Government and unions in last-ditch bid to avoid Aer Lingus strike chaos
EXPLORATORY talks between government departments and workers' unions have begun in a last-ditch attempt to avoid a St Patrick's weekend strike at Aer Lingus and at Dublin, Shannon and Cork airports.
Transport Minister Leo Varadkar said he believed the strike is "deliberately timed to cause maximum disruption to tourists".
"Obviously if there's a strike I'll be cancelling my (St Patrick's Day) trip (to America) and staying," he said.
"I'm certainly not going to be dealing with it from the United States," Mr Varadkar said on RTE's Marian Finucane show yesterday.
The minister also revealed that while officials at the Department of Transport, Tourism and Sport have been putting contingency plans together in case the strike goes ahead, they have also engaged with the Department of Jobs, Enterprise and Innovation.
"There have been exploratory discussions involving my department, Richard Bruton's department, ICTU and IBEC with a view to an intervention led by us over the next couple of days," stated the minister.
The dispute at state airports and at Aer Lingus relates to a disagreement over a €7m deficit in their pension fund. While there are plans to reschedule flights, rearrange air-traffic control and to make use of ferries, Mr Varadkar believes that the intervention will be successful.

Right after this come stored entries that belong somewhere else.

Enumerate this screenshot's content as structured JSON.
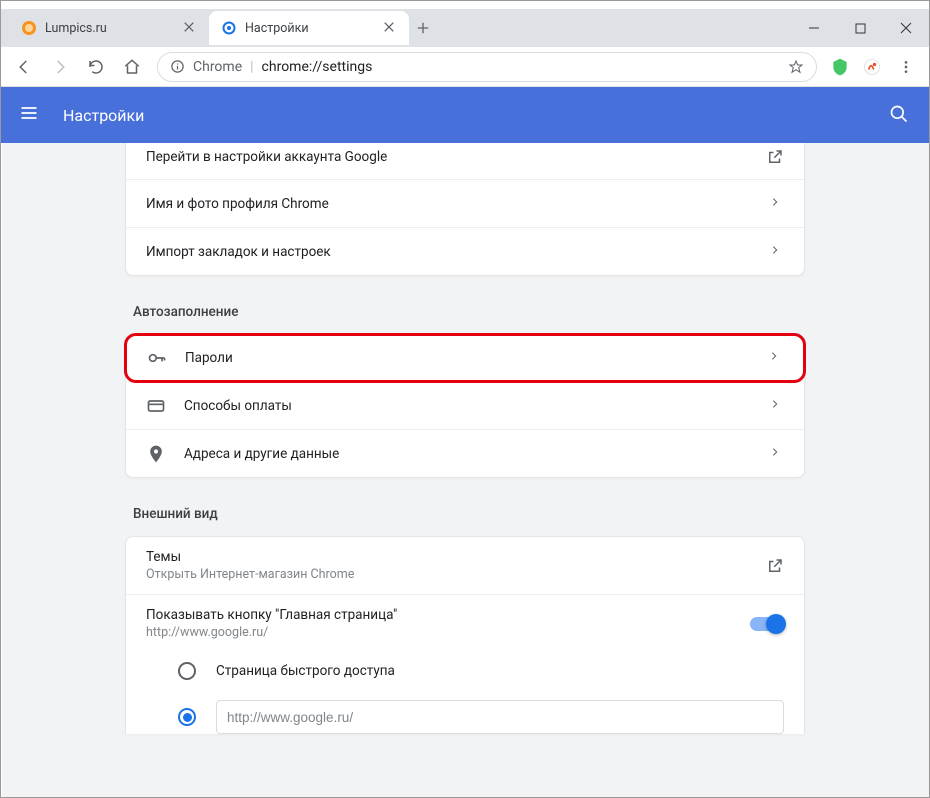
{
  "tabs": [
    {
      "title": "Lumpics.ru",
      "active": false
    },
    {
      "title": "Настройки",
      "active": true
    }
  ],
  "addressbar": {
    "scheme_label": "Chrome",
    "url_text": "chrome://settings"
  },
  "header": {
    "title": "Настройки"
  },
  "sections": {
    "account_rows": [
      {
        "label": "Перейти в настройки аккаунта Google",
        "ext": true
      },
      {
        "label": "Имя и фото профиля Chrome",
        "ext": false
      },
      {
        "label": "Импорт закладок и настроек",
        "ext": false
      }
    ],
    "autofill": {
      "title": "Автозаполнение",
      "rows": [
        {
          "icon": "key",
          "label": "Пароли"
        },
        {
          "icon": "card",
          "label": "Способы оплаты"
        },
        {
          "icon": "pin",
          "label": "Адреса и другие данные"
        }
      ]
    },
    "appearance": {
      "title": "Внешний вид",
      "themes_label": "Темы",
      "themes_sub": "Открыть Интернет-магазин Chrome",
      "homebutton_label": "Показывать кнопку \"Главная страница\"",
      "homebutton_sub": "http://www.google.ru/",
      "radio_quick": "Страница быстрого доступа",
      "radio_url_value": "http://www.google.ru/"
    }
  }
}
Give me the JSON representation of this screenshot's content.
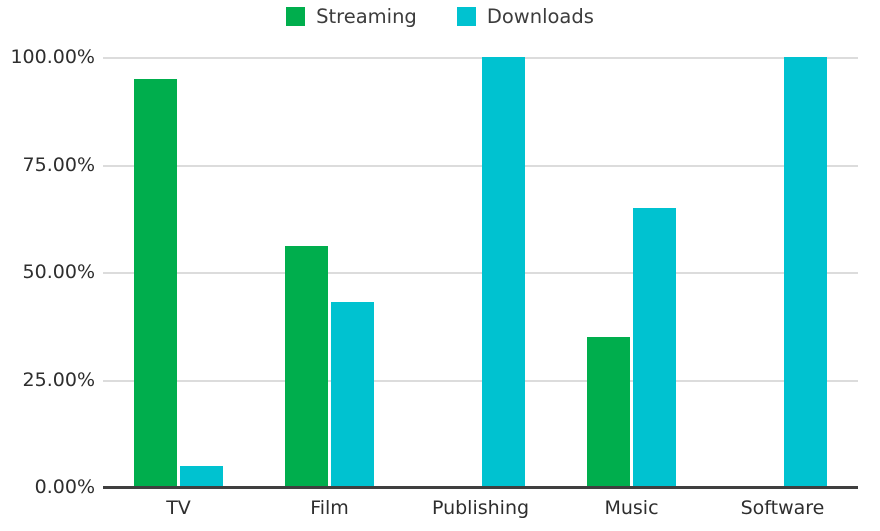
{
  "chart_data": {
    "type": "bar",
    "title": "",
    "subtitle": "",
    "xlabel": "",
    "ylabel": "",
    "categories": [
      "TV",
      "Film",
      "Publishing",
      "Music",
      "Software"
    ],
    "series": [
      {
        "name": "Streaming",
        "color": "#00AE4D",
        "values": [
          95,
          56,
          0,
          35,
          0
        ]
      },
      {
        "name": "Downloads",
        "color": "#00C2D0",
        "values": [
          5,
          43,
          100,
          65,
          100
        ]
      }
    ],
    "ylim": [
      0,
      100
    ],
    "ytick_values": [
      0,
      25,
      50,
      75,
      100
    ],
    "ytick_labels": [
      "0.00%",
      "25.00%",
      "50.00%",
      "75.00%",
      "100.00%"
    ],
    "value_format": "percent",
    "grid": true,
    "grid_color": "#dcdcdc",
    "axis_color": "#3f3f3f",
    "legend_position": "top-center",
    "background_color": "#ffffff",
    "text_color": "#2e2e2e"
  },
  "legend": {
    "items": [
      {
        "label": "Streaming",
        "color": "#00AE4D"
      },
      {
        "label": "Downloads",
        "color": "#00C2D0"
      }
    ]
  }
}
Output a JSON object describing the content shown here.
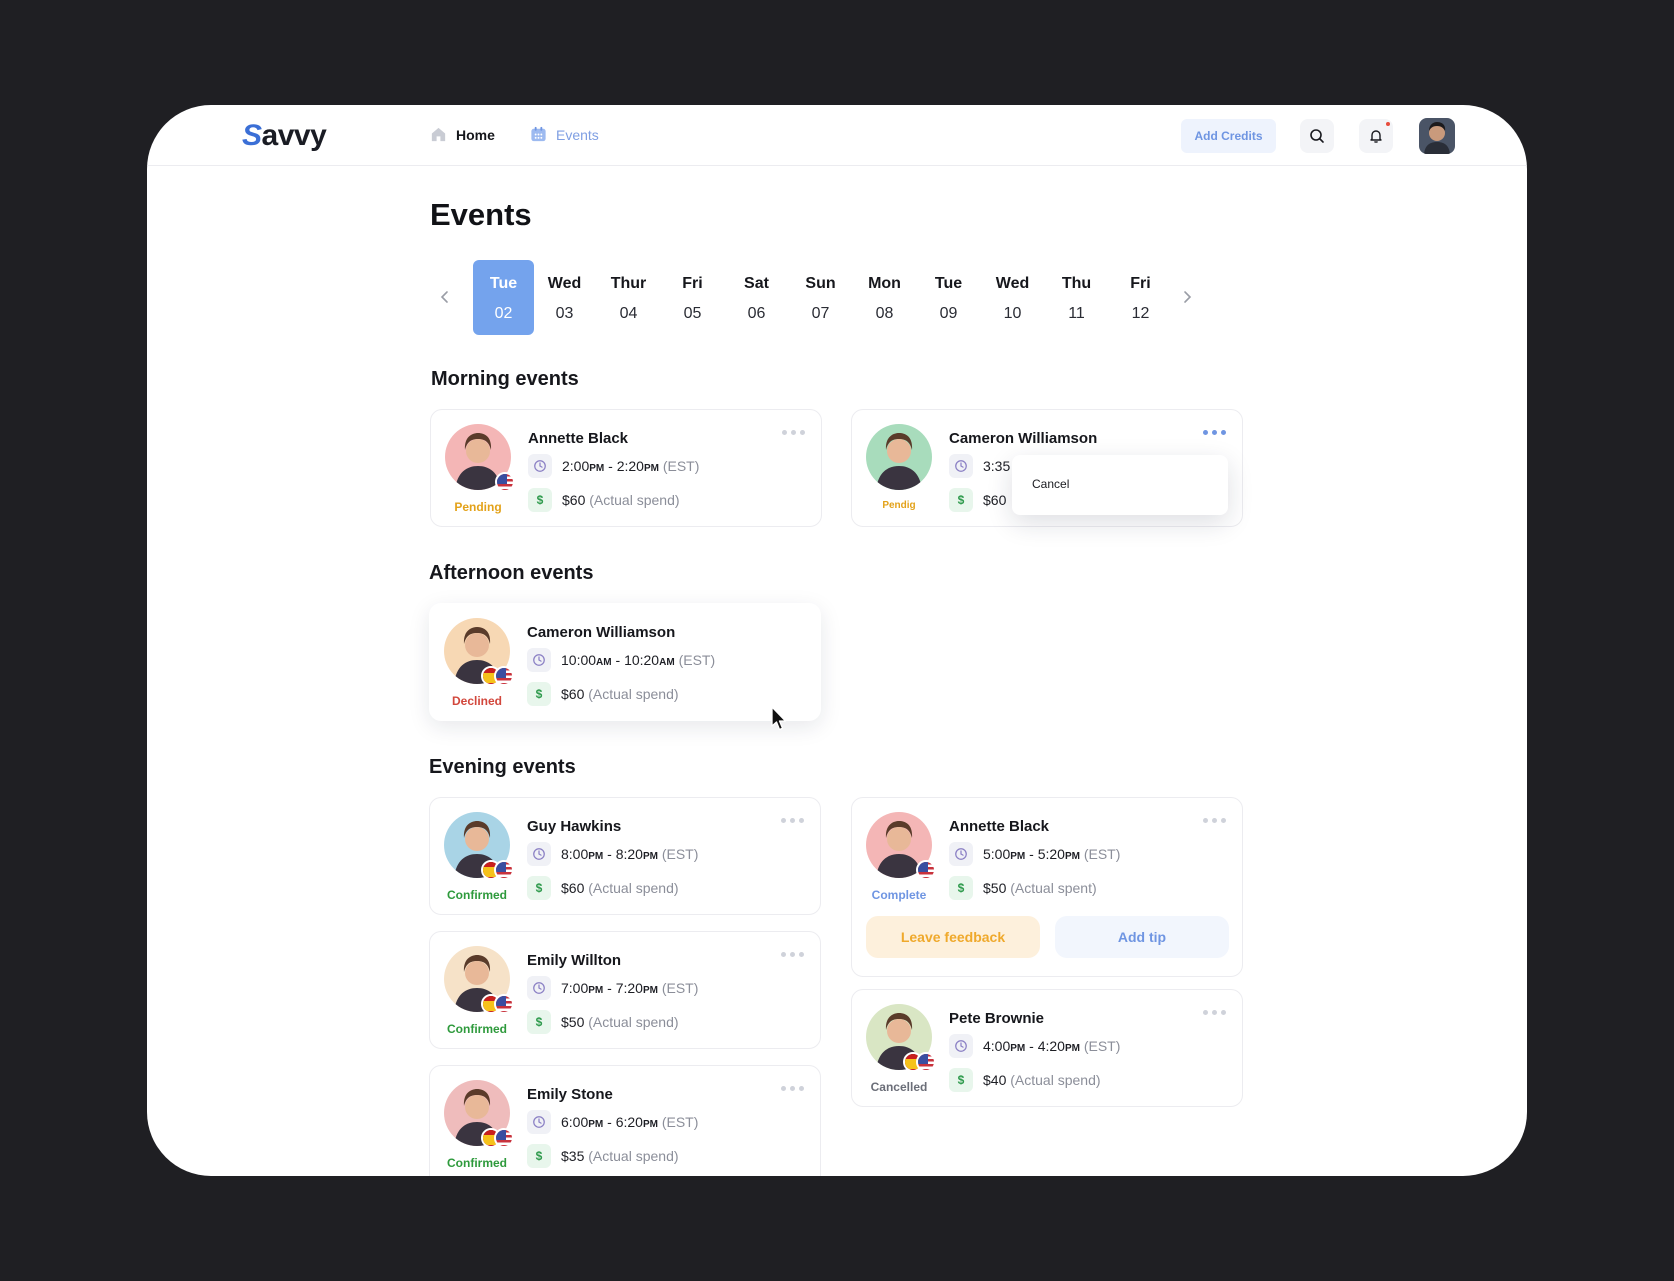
{
  "header": {
    "logo": "Savvy",
    "nav": [
      {
        "label": "Home",
        "icon": "home-icon"
      },
      {
        "label": "Events",
        "icon": "calendar-icon"
      }
    ],
    "add_credits": "Add Credits"
  },
  "page": {
    "title": "Events"
  },
  "dates": [
    {
      "day": "Tue",
      "date": "02",
      "active": true
    },
    {
      "day": "Wed",
      "date": "03"
    },
    {
      "day": "Thur",
      "date": "04"
    },
    {
      "day": "Fri",
      "date": "05"
    },
    {
      "day": "Sat",
      "date": "06"
    },
    {
      "day": "Sun",
      "date": "07"
    },
    {
      "day": "Mon",
      "date": "08"
    },
    {
      "day": "Tue",
      "date": "09"
    },
    {
      "day": "Wed",
      "date": "10"
    },
    {
      "day": "Thu",
      "date": "11"
    },
    {
      "day": "Fri",
      "date": "12"
    }
  ],
  "sections": {
    "morning": "Morning events",
    "afternoon": "Afternoon events",
    "evening": "Evening events"
  },
  "colors": {
    "accent": "#74a3ed",
    "pending": "#e3a21a",
    "declined": "#d2473c",
    "confirmed": "#2e9a3c",
    "complete": "#6f95e2",
    "cancelled": "#6b6e78"
  },
  "events": {
    "m1": {
      "name": "Annette Black",
      "start": "2:00",
      "start_ampm": "PM",
      "end": "2:20",
      "end_ampm": "PM",
      "tz": "(EST)",
      "amount": "$60",
      "amount_note": "(Actual spend)",
      "status": "Pending"
    },
    "m2": {
      "name": "Cameron Williamson",
      "start": "3:35",
      "amount": "$60",
      "status": "Pendig",
      "menu_item": "Cancel"
    },
    "a1": {
      "name": "Cameron Williamson",
      "start": "10:00",
      "start_ampm": "AM",
      "end": "10:20",
      "end_ampm": "AM",
      "tz": "(EST)",
      "amount": "$60",
      "amount_note": "(Actual spend)",
      "status": "Declined"
    },
    "e1": {
      "name": "Guy Hawkins",
      "start": "8:00",
      "start_ampm": "PM",
      "end": "8:20",
      "end_ampm": "PM",
      "tz": "(EST)",
      "amount": "$60",
      "amount_note": "(Actual spend)",
      "status": "Confirmed"
    },
    "e2": {
      "name": "Emily Willton",
      "start": "7:00",
      "start_ampm": "PM",
      "end": "7:20",
      "end_ampm": "PM",
      "tz": "(EST)",
      "amount": "$50",
      "amount_note": "(Actual spend)",
      "status": "Confirmed"
    },
    "e3": {
      "name": "Emily Stone",
      "start": "6:00",
      "start_ampm": "PM",
      "end": "6:20",
      "end_ampm": "PM",
      "tz": "(EST)",
      "amount": "$35",
      "amount_note": "(Actual spend)",
      "status": "Confirmed"
    },
    "e4": {
      "name": "Annette Black",
      "start": "5:00",
      "start_ampm": "PM",
      "end": "5:20",
      "end_ampm": "PM",
      "tz": "(EST)",
      "amount": "$50",
      "amount_note": "(Actual spent)",
      "status": "Complete",
      "feedback_label": "Leave feedback",
      "tip_label": "Add tip"
    },
    "e5": {
      "name": "Pete Brownie",
      "start": "4:00",
      "start_ampm": "PM",
      "end": "4:20",
      "end_ampm": "PM",
      "tz": "(EST)",
      "amount": "$40",
      "amount_note": "(Actual spend)",
      "status": "Cancelled"
    }
  }
}
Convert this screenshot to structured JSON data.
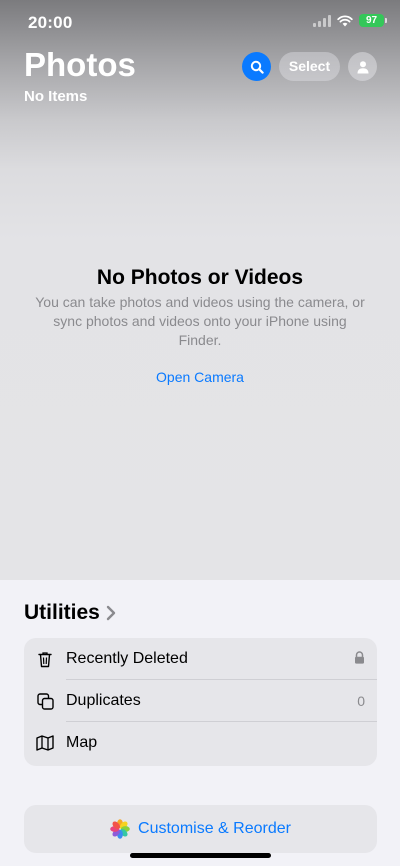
{
  "status_bar": {
    "time": "20:00",
    "battery": "97",
    "signal_icon": "cellular-signal-icon",
    "wifi_icon": "wifi-icon"
  },
  "header": {
    "title": "Photos",
    "subtitle": "No Items",
    "search_icon": "search-icon",
    "select_label": "Select",
    "profile_icon": "person-icon"
  },
  "empty_state": {
    "title": "No Photos or Videos",
    "body": "You can take photos and videos using the camera, or sync photos and videos onto your iPhone using Finder.",
    "action_label": "Open Camera"
  },
  "utilities": {
    "title": "Utilities",
    "chevron_icon": "chevron-right-icon",
    "items": [
      {
        "label": "Recently Deleted",
        "icon": "trash-icon",
        "trailing_icon": "lock-icon"
      },
      {
        "label": "Duplicates",
        "icon": "duplicate-icon",
        "count": "0"
      },
      {
        "label": "Map",
        "icon": "map-icon"
      }
    ]
  },
  "customise": {
    "label": "Customise & Reorder",
    "icon": "photos-flower-icon"
  },
  "colors": {
    "accent": "#0a7aff",
    "battery": "#34c759",
    "secondary_text": "#8a8a8e",
    "card_background": "#e6e6ea"
  }
}
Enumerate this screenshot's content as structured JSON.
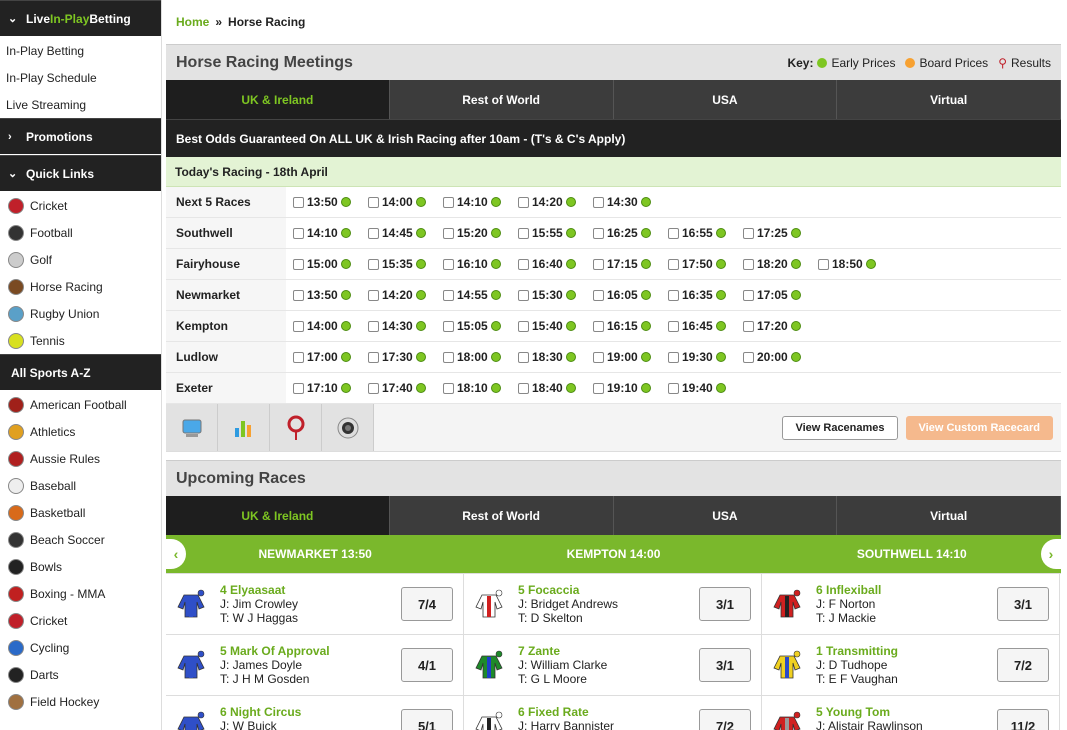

"They (the talks) have gone well and we do hope to put a process in place in the next couple of days that could prevent the strike happening and perhaps resolve the underlying issue," he said.
Speaking on Newstalk, the minister confirmed that while there could be government intervention, it would not be financial. "There is absolutely no question whatsoever of the exchequer putting money into this pension fund," he said.
Aer Lingus management has threatened to freeze productivity payments to staff if the strike goes ahead.
SIPTU says its workers will strike between 5am and 9am on Friday, March 14, ahead of the St Patrick's weekend.